What drives people to succeed? Some want the fast car and the big house. Others want to escape their past. For investment trust director John Mackie, it's a bit of both. Words by Lauren Mills.
At 53, John Mackie has achieved much of what he set out to do. He seems at ease, although he clearly remains ambitious. Why else would he take on new challenges at this stage of his career?
"The UK mid-market is just the place to be," he says. "The industry is making records in terms of fundraising, exits and returning money to investors."
And Mackie wants to be a part of it. He wants to wallow in the mud after his early years of relative drought. For Mackie is not your typical private equity executive.
A straight-talking Northerner, from working-class roots, he has clawed his way up the ladder of one of the UK's most competitive industries through hard work, determination and, in his words, "some good luck".

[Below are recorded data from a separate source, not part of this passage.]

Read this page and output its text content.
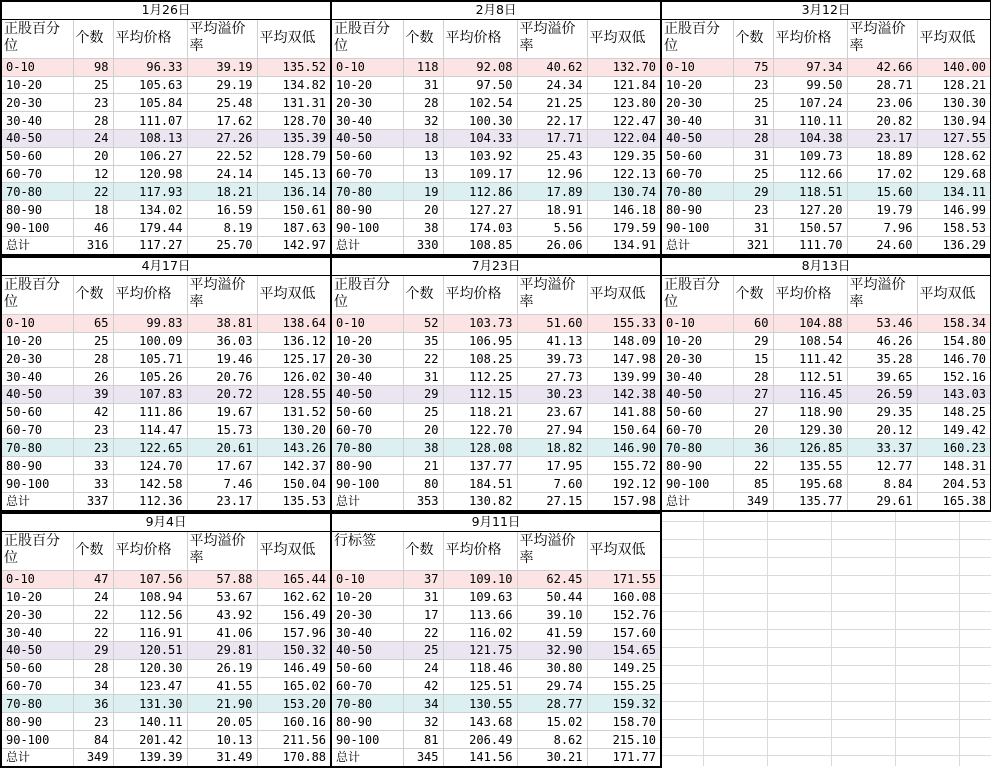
1月26日				
正股百分位	个数	平均价格	平均溢价率	平均双低
0-10	98	96.33	39.19	135.52
10-20	25	105.63	29.19	134.82
20-30	23	105.84	25.48	131.31
30-40	28	111.07	17.62	128.70
40-50	24	108.13	27.26	135.39
50-60	20	106.27	22.52	128.79
60-70	12	120.98	24.14	145.13
70-80	22	117.93	18.21	136.14
80-90	18	134.02	16.59	150.61
90-100	46	179.44	8.19	187.63
总计	316	117.27	25.70	142.97
2月8日				
正股百分位	个数	平均价格	平均溢价率	平均双低
0-10	118	92.08	40.62	132.70
10-20	31	97.50	24.34	121.84
20-30	28	102.54	21.25	123.80
30-40	32	100.30	22.17	122.47
40-50	18	104.33	17.71	122.04
50-60	13	103.92	25.43	129.35
60-70	13	109.17	12.96	122.13
70-80	19	112.86	17.89	130.74
80-90	20	127.27	18.91	146.18
90-100	38	174.03	5.56	179.59
总计	330	108.85	26.06	134.91
3月12日				
正股百分位	个数	平均价格	平均溢价率	平均双低
0-10	75	97.34	42.66	140.00
10-20	23	99.50	28.71	128.21
20-30	25	107.24	23.06	130.30
30-40	31	110.11	20.82	130.94
40-50	28	104.38	23.17	127.55
50-60	31	109.73	18.89	128.62
60-70	25	112.66	17.02	129.68
70-80	29	118.51	15.60	134.11
80-90	23	127.20	19.79	146.99
90-100	31	150.57	7.96	158.53
总计	321	111.70	24.60	136.29
4月17日				
正股百分位	个数	平均价格	平均溢价率	平均双低
0-10	65	99.83	38.81	138.64
10-20	25	100.09	36.03	136.12
20-30	28	105.71	19.46	125.17
30-40	26	105.26	20.76	126.02
40-50	39	107.83	20.72	128.55
50-60	42	111.86	19.67	131.52
60-70	23	114.47	15.73	130.20
70-80	23	122.65	20.61	143.26
80-90	33	124.70	17.67	142.37
90-100	33	142.58	7.46	150.04
总计	337	112.36	23.17	135.53
7月23日				
正股百分位	个数	平均价格	平均溢价率	平均双低
0-10	52	103.73	51.60	155.33
10-20	35	106.95	41.13	148.09
20-30	22	108.25	39.73	147.98
30-40	31	112.25	27.73	139.99
40-50	29	112.15	30.23	142.38
50-60	25	118.21	23.67	141.88
60-70	20	122.70	27.94	150.64
70-80	38	128.08	18.82	146.90
80-90	21	137.77	17.95	155.72
90-100	80	184.51	7.60	192.12
总计	353	130.82	27.15	157.98
8月13日				
正股百分位	个数	平均价格	平均溢价率	平均双低
0-10	60	104.88	53.46	158.34
10-20	29	108.54	46.26	154.80
20-30	15	111.42	35.28	146.70
30-40	28	112.51	39.65	152.16
40-50	27	116.45	26.59	143.03
50-60	27	118.90	29.35	148.25
60-70	20	129.30	20.12	149.42
70-80	36	126.85	33.37	160.23
80-90	22	135.55	12.77	148.31
90-100	85	195.68	8.84	204.53
总计	349	135.77	29.61	165.38
9月4日				
正股百分位	个数	平均价格	平均溢价率	平均双低
0-10	47	107.56	57.88	165.44
10-20	24	108.94	53.67	162.62
20-30	22	112.56	43.92	156.49
30-40	22	116.91	41.06	157.96
40-50	29	120.51	29.81	150.32
50-60	28	120.30	26.19	146.49
60-70	34	123.47	41.55	165.02
70-80	36	131.30	21.90	153.20
80-90	23	140.11	20.05	160.16
90-100	84	201.42	10.13	211.56
总计	349	139.39	31.49	170.88
9月11日				
行标签	个数	平均价格	平均溢价率	平均双低
0-10	37	109.10	62.45	171.55
10-20	31	109.63	50.44	160.08
20-30	17	113.66	39.10	152.76
30-40	22	116.02	41.59	157.60
40-50	25	121.75	32.90	154.65
50-60	24	118.46	30.80	149.25
60-70	42	125.51	29.74	155.25
70-80	34	130.55	28.77	159.32
80-90	32	143.68	15.02	158.70
90-100	81	206.49	8.62	215.10
总计	345	141.56	30.21	171.77
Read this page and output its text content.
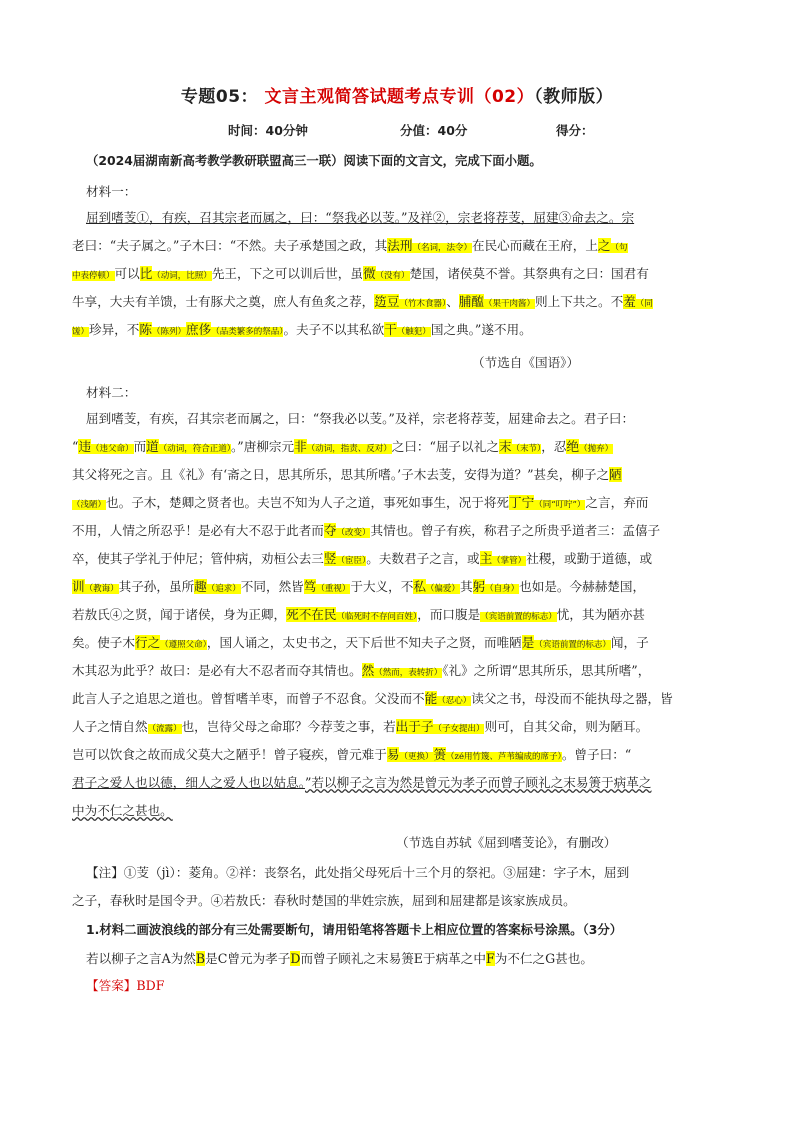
专题05： 文言主观简答试题考点专训（02）（教师版）
时间：40分钟	分值：40分	得分：
（2024届湖南新高考教学教研联盟高三一联）阅读下面的文言文，完成下面小题。
材料一：
屈到嗜芰①，有疾，召其宗老而属之，曰：“祭我必以芰。”及祥②，宗老将荐芰，屈建③命去之。宗
老曰：“夫子属之。”子木曰：“不然。夫子承楚国之政，其法刑（名词，法令）在民心而藏在王府，上之（句
中表停顿）可以比（动词，比照）先王，下之可以训后世，虽微（没有）楚国，诸侯莫不誉。其祭典有之曰：国君有
牛享，大夫有羊馈，士有豚犬之奠，庶人有鱼炙之荐，笾豆（竹木食器）、脯醢（果干肉酱）则上下共之。不羞（同
馐）珍异，不陈（陈列）庶侈（品类繁多的祭品）。夫子不以其私欲干（触犯）国之典。”遂不用。
（节选自《国语》）
材料二：
屈到嗜芰，有疾，召其宗老而属之，曰：“祭我必以芰。”及祥，宗老将荐芰，屈建命去之。君子曰：
“违（违父命）而道（动词，符合正道）。”唐柳宗元非（动词，指责、反对）之曰：“屈子以礼之末（末节），忍绝（抛弃）
其父将死之言。且《礼》有‘斋之日，思其所乐，思其所嗜。’子木去芰，安得为道？”甚矣，柳子之陋
（浅陋）也。子木，楚卿之贤者也。夫岂不知为人子之道，事死如事生，况于将死丁宁（同“叮咛”）之言，弃而
不用，人情之所忍乎！是必有大不忍于此者而夺（改变）其情也。曾子有疾，称君子之所贵乎道者三：孟僖子
卒，使其子学礼于仲尼；管仲病，劝桓公去三竖（宦臣）。夫数君子之言，或主（掌管）社稷，或勤于道德，或
训（教诲）其子孙，虽所趣（追求）不同，然皆笃（重视）于大义，不私（偏爱）其躬（自身）也如是。今赫赫楚国，
若敖氏④之贤，闻于诸侯，身为正卿，死不在民（临死时不存问百姓），而口腹是（宾语前置的标志）忧，其为陋亦甚
矣。使子木行之（遵照父命），国人诵之，太史书之，天下后世不知夫子之贤，而唯陋是（宾语前置的标志）闻，子
木其忍为此乎？故曰：是必有大不忍者而夺其情也。然（然而，表转折）《礼》之所谓“思其所乐，思其所嗜”，
此言人子之追思之道也。曾皙嗜羊枣，而曾子不忍食。父没而不能（忍心）读父之书，母没而不能执母之器，皆
人子之情自然（流露）也，岂待父母之命耶？今荐芰之事，若出于子（子女提出）则可，自其父命，则为陋耳。
岂可以饮食之故而成父莫大之陋乎！曾子寝疾，曾元难于易（更换）箦（zé用竹篾、芦苇编成的席子）。曾子曰：“
君子之爱人也以德，细人之爱人也以姑息。”若以柳子之言为然是曾元为孝子而曾子顾礼之末易箦于病革之
中为不仁之甚也。
（节选自苏轼《屈到嗜芰论》，有删改）
【注】①芰（jì）：菱角。②祥：丧祭名，此处指父母死后十三个月的祭祀。③屈建：字子木，屈到
之子，春秋时是国令尹。④若敖氏：春秋时楚国的芈姓宗族，屈到和屈建都是该家族成员。
1.材料二画波浪线的部分有三处需要断句，请用铅笔将答题卡上相应位置的答案标号涂黑。（3分）
若以柳子之言A为然B是C曾元为孝子D而曾子顾礼之末易箦E于病革之中F为不仁之G甚也。
【答案】BDF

Mackie left school aged 16 with five 'O' levels and took on a trainee manager position at Woolco Department Stores, a division of Woolworths in the US. A steady, if unexciting, career in retail lay ahead of him.
But after eight years of hard graft, working 75-hour weeks for little reward, he decided enough was enough. "I sat down and thought: 'If I am prepared to work as hard as this, I must be able to make more money.' So I applied for a job in management consulting in the retail sector," he says.
But the switch from blue collar to blue chip was not so simple. Mackie's approach was rejected because he was not a graduate. "So I decided to get a degree," he says.
This life-changing decision came at huge personal cost - he had to sell his house to pay for it.
He says university was "brilliant" and that he "really enjoyed it". But the serious-minded Mackie was not the sort to get up to any student antics along the way.
"It sounds very boring," he says. "But to put it into context, I had given up my salary, my annual bonus and my house. And I didn't have massive confidence that I'd be able to cut it - so I worked hard."
"I'd grown up in a rough working class background and had this notion I was intellectually beneath people. But as it progressed, I realised I could do it," he adds.
His hard work soon paid off. After graduating and qualifying as an accountant at Arthur Andersen, he joined 3i as an investment director, first in Glasgow, then Reading. So why the move into private equity? Was this about being seen as more than a bean counter?
"It wasn't about recognition," he says. "It was about making money. I spent ten years working very hard and earning very little. From a very early age I wanted the suit, the nice car, the house on the hill."
His private equity career got off to an inauspicious start, though, when his first investment went bust after a year. He vowed never to make the same mistake again and pressed on with a dogged determination.
Five years later, he was approached to become a founding director of Morgan Grenfell Development Capital, a private equity start-up within the former investment bank. Mackie recalls this period as a career highlight. "It was incredibly exciting to be going to a leading merchant bank to help set up a new business," he says.
After eight years at the cutting edge of the business, he decided to take a break from the daily pressures and spent two years learning to swim and play the piano, as well as managing his own investment portfolio.
Then, in 2000, he was asked to head up the British Venture Capital Association as its chief executive. He spent more than five years in the role, during which time he helped to raise the profile of the industry.
"Media relations and interaction with government - these were brand new things to me, and fascinating, as I had never done anything like it before," he says.
Now, in addition to his role at August Equity Trust, Mackie also works part-time as a director of Parallel Private Equity, a co-investment buy-out fund.
He has known the team at August almost as long as he can remember. "Andrew [Hartley] and I had worked together at 3i in the 1980s and Richard [Green] is a former chairman of the BVCA, so I know them well. They have done a great job building the business and managing exits and I hold them in very high regard," he says.
Mackie's role is to advise August Equity Trust in all aspects of its operations. The team is clearly pleased to have him on board. "John's experience as a direct investor and as chief executive of the BVCA gives him a unique perspective. He brings a very broad and detailed understanding of the private equity industry to the board, as well as a long list of contacts in the UK and Europe - not just other managers, but investors in funds too," says Green. "So he is a good catch for us."